Les métamorphoses 1858 1. Tyria Jacobaeae

P aris, milieu du XIXème siècle. Sorti des nombreuses filatures en vue de constats d'adultère, les affaires intéressantes ne se bousculent pas à la porte de la garçonnière de Stanislas Andrzej. Aussi, quand un jeune homme se présente à son domicile pour le supplier de retrouver sa petite sœur disparue depuis une dizaine de jours, le détective comprend qu'il y a là de quoi rompre sa monotonie. Assisté de son colocataire, il saisit l'opportunité en acceptant de bûcher sur ce dossier. Et ce qu'ils vont découvrir ensemble dépassera l'entendement.

La bande dessinée accueille un nouveau duo d'auteurs. Une équipe de « bleus » aux styles déjà très affirmés et qui, pour leur premier album, font preuve déjà de qualités hors du commun. Attention, talents !

Tout d'abord, il y a Alexie Durand qui a choisi pour cadre de ce thriller terrifiant une capitale française, qui après les grandes épidémies de choléra, est en pleine restructuration et modernisation dans bien des domaines : alimentation en eau potable, constructions de plusieurs édifices publics toujours en fonction et d'utilité à ce jour, approfondissement des connaissances médicales et évolution des techniques chirurgicales. Outre l'intérêt indéniable porté à une enquête solide et déconcertante, le scénariste privilégie, une fois n'est pas coutume pour l'époque, une attention toute particulière envers la défense des petites gens au détriment d'une aristocratie et d'une bourgeoisie qui continuent de se gaver de privilèges. Son binôme d'enquêteurs et la méthodologie utilisée afin d'aborder cette énigme ajoutent de l'engouement pour ce premier acte d'une trilogie où les frissons et le suspense sont garantis. Influence probable, Tyria Jacobaea rappelle Les Mystères de Paris, le roman-fleuve écrit par Eugène Sue ou encore les excellentes enquêtes de Hyacinthe et Narcisse Roquebère aux éditions de l'Atalante.

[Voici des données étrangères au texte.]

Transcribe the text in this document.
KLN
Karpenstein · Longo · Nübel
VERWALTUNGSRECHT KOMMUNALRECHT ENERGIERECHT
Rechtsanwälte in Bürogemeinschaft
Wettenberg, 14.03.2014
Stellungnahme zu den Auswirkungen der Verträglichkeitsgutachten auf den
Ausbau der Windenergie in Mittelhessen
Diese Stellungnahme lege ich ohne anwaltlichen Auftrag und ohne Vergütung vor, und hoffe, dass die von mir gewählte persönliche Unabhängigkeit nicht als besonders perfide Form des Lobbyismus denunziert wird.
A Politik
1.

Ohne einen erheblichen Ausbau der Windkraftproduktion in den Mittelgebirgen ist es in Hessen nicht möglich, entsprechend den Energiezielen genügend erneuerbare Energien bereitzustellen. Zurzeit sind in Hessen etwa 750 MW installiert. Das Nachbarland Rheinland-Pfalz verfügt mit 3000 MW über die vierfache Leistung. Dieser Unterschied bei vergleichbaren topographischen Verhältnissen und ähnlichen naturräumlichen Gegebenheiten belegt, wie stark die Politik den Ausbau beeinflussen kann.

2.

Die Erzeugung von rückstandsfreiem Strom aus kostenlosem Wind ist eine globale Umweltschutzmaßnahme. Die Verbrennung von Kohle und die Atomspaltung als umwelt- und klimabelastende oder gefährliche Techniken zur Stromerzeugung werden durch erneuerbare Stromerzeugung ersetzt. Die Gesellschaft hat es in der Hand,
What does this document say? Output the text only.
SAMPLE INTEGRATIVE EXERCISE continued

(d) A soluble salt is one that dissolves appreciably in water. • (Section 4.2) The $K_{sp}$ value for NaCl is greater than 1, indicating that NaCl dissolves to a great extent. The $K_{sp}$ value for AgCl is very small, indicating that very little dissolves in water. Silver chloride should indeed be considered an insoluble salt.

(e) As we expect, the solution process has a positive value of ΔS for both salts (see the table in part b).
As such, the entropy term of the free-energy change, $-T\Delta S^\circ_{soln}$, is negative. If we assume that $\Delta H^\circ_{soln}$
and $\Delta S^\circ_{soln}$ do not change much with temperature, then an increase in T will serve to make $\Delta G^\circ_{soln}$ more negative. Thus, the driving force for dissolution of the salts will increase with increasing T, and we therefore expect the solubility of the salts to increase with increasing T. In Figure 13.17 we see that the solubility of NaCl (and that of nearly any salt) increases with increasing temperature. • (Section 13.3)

Pour évoquer le dessin de Sylvain Ferret, nul besoin d'aller bien loin. Sa couverture soignée et surtout très énigmatique est une invitation à s'engouffrer dans l'album. La publicité n'est pas mensongère puisque le lecteur est aussitôt happé par un tourbillon de cases superbes, toutes plus véridiques les unes que les autres. Cette agréable impression est vite confirmée par des seconds plans hyper réalistes : rues pavées à se tordre une cheville, carrosses qui incitent à la ballade ainsi que des bâtiments religieux à faire pâlir d'envie n'importe quel ecclésiastique. À cela, il faut ajouter un souci prononcé du détail, des cadrages variés, et une colorisation qui alterne le clair et le froid. Enfin, pour amplifier le suspense lorsque la tension monte de plusieurs crans et que l'action s'emballe, l'illustrateur a su poser un encrage beaucoup plus vif et des prises de vue qui sortent de l'ordinaire.

Scénario incisif, dessin envoutant, tout est réuni pour tenter de percer les nombreux mystères laissés en chemin et qu'il plaira d'élucider en lisant la suite.